[1077] Populus. i. e., "Tragedy only relates the atrocious crimes of individuals: from the days of the Deluge, you can find no instance of wickedness extending to a whole nation."
[1078] Feritas. Aristotle enumerates as one of the characteristics of θηριότης, τὸ χαίρειν κρέασιν ἀνθρώπων.
[1079] Simultas is properly "the jealousy or rivalry of two persons candidates for the same office," from simulo, synom. with æmulari; or from simul. Vid. Doederlein, iii., 72.
[1080] Ombos, now "Koum-Ombou," lies on the right bank of the Nile, not far from Syene, and consequently a hundred miles at least from Tentyra. To avoid the difficulty, therefore, in the word "finitimos," Salmasius would read "Coptos," this place being only twelve miles distant; but all the best editions have Ombos. Tentyra, now "Denderah," lies on the left bank of the river, and is well known from the famous discoveries in its Temple by Napoleon's savans. The Tentyrites, as Strabo tells us (xvii., p. 460; cf. Plin., H. N., viii., 25), differed from the rest of their countrymen in their hatred and persecution of the crocodile, πάντα τρόπον ἀνιχνεύουσι καὶ διαφθείρουσιν αὐτούς, being the only Egyptians who dared attack or face them; and hence when some crocodiles were conveyed to Rome for exhibition, some Tentyrite keepers accompanied them, and displayed some curious feats of courage and dexterity. Aphrodite was their patron deity. The men of Coptos, Ombos, and Arsinoë, on the other hand, paid the crocodile the highest reverence; considering it an honor to have their children devoured by them; and crucified kites out of spite to the Tentyrites, who adored them. These religious differences are said by Diodorus (ii., 4) to have been fostered by the policy of the ancient kings, to prevent the conspiracies which might have resulted from the cordial union and coalition of the various nomes.
[1081] Alterius populi, i. e., the Tentyrites. Cf. l. 73, seq.
[1082] Pervigili. Cf. viii., 158, "Sed quum pervigiles placet instaurare popinas."
"The board, where oft their wakeful revels last
Till seven returning days and nights are past." Hodgson.
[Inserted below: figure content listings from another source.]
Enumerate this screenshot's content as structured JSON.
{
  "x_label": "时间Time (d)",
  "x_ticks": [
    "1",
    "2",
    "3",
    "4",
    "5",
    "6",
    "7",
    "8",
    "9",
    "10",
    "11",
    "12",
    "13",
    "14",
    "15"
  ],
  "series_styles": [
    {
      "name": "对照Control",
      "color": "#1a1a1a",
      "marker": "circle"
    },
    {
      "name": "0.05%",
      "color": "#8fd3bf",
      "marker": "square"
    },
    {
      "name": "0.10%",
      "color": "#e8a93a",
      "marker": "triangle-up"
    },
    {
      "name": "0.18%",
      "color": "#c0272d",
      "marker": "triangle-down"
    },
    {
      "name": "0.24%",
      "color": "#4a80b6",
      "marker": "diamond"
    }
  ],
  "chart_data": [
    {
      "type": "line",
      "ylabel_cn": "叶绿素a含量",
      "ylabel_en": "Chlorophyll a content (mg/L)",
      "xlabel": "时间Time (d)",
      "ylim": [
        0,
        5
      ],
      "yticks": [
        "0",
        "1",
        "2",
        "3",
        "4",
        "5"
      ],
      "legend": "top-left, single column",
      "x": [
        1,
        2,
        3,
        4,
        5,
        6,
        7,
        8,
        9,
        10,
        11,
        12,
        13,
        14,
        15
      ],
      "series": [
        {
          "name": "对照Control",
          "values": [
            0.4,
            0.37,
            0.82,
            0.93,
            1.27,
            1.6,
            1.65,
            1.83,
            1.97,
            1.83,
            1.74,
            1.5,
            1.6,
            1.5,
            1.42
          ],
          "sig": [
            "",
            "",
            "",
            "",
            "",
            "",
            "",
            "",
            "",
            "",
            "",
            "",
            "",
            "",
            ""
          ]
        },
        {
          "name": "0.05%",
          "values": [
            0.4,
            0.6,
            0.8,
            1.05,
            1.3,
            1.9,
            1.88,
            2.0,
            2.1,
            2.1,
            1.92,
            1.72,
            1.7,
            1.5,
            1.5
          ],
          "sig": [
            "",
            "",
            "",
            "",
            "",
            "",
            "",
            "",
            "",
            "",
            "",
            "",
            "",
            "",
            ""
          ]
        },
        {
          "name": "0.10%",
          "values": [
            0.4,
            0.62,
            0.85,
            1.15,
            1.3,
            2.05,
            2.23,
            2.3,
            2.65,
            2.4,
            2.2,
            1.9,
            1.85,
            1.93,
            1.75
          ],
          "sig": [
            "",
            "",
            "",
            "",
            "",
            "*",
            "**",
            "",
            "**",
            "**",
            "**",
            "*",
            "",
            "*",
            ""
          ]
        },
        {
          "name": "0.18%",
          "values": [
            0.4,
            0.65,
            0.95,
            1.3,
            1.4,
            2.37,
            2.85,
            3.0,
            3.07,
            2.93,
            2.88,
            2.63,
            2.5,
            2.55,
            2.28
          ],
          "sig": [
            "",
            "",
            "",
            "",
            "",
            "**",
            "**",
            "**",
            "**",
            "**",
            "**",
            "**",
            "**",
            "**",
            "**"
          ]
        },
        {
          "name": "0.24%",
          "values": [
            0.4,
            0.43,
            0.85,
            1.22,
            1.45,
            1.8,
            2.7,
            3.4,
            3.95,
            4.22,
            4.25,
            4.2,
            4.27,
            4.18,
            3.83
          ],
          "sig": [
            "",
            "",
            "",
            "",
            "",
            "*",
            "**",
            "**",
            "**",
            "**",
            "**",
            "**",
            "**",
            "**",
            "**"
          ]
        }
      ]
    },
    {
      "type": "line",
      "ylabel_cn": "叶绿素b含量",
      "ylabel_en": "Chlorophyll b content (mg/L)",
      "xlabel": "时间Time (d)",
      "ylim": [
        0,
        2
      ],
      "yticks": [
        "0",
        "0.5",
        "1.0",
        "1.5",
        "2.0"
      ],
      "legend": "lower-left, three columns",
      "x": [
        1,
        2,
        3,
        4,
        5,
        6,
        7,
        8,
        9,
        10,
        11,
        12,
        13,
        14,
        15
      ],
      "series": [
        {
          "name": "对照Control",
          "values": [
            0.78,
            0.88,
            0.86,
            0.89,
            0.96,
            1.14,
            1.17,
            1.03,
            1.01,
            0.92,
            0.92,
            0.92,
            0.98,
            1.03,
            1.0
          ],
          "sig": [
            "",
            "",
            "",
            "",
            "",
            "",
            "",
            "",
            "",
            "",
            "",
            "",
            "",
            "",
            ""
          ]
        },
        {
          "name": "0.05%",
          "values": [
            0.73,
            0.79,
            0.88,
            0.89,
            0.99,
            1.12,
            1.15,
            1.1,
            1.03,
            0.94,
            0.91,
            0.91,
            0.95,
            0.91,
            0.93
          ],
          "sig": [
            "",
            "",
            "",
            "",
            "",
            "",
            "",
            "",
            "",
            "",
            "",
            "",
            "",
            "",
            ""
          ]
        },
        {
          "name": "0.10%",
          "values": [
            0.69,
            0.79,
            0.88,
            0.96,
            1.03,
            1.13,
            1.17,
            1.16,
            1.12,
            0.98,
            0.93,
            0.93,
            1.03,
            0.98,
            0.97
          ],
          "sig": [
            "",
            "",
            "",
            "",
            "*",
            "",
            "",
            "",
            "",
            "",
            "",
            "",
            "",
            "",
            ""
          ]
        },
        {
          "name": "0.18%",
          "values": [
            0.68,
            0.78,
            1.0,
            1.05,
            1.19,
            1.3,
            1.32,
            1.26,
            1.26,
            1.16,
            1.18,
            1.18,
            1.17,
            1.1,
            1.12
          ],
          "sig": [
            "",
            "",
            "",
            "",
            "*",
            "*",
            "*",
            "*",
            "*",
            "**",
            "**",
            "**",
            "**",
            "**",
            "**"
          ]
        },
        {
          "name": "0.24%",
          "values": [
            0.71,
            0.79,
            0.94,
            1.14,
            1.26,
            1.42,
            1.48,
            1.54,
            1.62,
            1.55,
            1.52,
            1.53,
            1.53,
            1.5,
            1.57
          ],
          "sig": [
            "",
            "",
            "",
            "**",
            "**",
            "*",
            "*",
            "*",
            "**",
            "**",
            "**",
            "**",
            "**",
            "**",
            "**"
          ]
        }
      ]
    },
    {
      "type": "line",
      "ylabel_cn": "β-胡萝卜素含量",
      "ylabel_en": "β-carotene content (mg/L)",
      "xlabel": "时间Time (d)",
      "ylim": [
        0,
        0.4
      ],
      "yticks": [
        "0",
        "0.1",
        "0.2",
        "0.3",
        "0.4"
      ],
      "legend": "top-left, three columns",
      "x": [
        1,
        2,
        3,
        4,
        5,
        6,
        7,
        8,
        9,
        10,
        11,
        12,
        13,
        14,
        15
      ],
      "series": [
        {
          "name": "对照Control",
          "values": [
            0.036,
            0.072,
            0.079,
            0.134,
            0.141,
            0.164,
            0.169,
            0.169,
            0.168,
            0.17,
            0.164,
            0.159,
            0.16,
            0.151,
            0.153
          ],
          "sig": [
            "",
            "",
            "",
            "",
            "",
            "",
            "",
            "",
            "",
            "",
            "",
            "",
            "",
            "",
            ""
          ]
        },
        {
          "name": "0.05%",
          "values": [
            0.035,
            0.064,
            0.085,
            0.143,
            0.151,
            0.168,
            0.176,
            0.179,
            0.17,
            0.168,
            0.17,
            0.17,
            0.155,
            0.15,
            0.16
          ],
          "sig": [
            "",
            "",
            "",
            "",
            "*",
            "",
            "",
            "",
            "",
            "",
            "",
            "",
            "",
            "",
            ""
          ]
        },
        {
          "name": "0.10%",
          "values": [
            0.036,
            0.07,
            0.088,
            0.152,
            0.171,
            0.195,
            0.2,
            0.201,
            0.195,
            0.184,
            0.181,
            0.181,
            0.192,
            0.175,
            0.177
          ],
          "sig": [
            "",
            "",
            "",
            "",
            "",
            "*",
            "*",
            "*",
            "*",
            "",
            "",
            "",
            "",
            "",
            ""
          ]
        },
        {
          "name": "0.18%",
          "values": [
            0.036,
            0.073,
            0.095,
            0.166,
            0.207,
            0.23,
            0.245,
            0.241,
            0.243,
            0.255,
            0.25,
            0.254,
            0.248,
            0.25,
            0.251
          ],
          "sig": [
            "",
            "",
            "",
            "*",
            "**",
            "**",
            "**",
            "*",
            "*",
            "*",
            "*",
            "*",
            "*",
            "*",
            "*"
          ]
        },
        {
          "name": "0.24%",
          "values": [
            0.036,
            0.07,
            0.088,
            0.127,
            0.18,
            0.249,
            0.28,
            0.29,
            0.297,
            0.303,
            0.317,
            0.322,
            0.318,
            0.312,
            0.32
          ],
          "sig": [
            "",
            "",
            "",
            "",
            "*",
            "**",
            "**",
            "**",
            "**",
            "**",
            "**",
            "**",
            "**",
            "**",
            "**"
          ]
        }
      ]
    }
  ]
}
[1083] Horrida. So viii., 116, "Horrida vitanda est Hispania." ix., 12, "Horrida siccæ sylva comæ." vi., 10, "Et sæpe horridior glandem ructante marito."
"For savage as the country is, it vies
In luxury, if I may trust my eyes,
With dissolute Canopus." Gifford.
[1084] Canopus. Cf. i., 26. Said to have been built by Menelaus, and named after his pilot. It lies on the Bay of Aboukir, not far from Alexandria, and was notorious for its luxury and debauchery, carried on principally in the temple of Serapis. Cf. vi., 84, "Prodigia et mores Urbis damnante Canopo." Sen., Epist. 51. Propert., iii., El. xi., 39. These lines prove that Juvenal was, at some time of his life, in Egypt; but whether he traveled thither in early life to gratify his curiosity, or, as the common story goes, was banished there in his old age to appease the wrath of Paris, is doubtful. The latter story is inconsistent with chronology, history, and probability.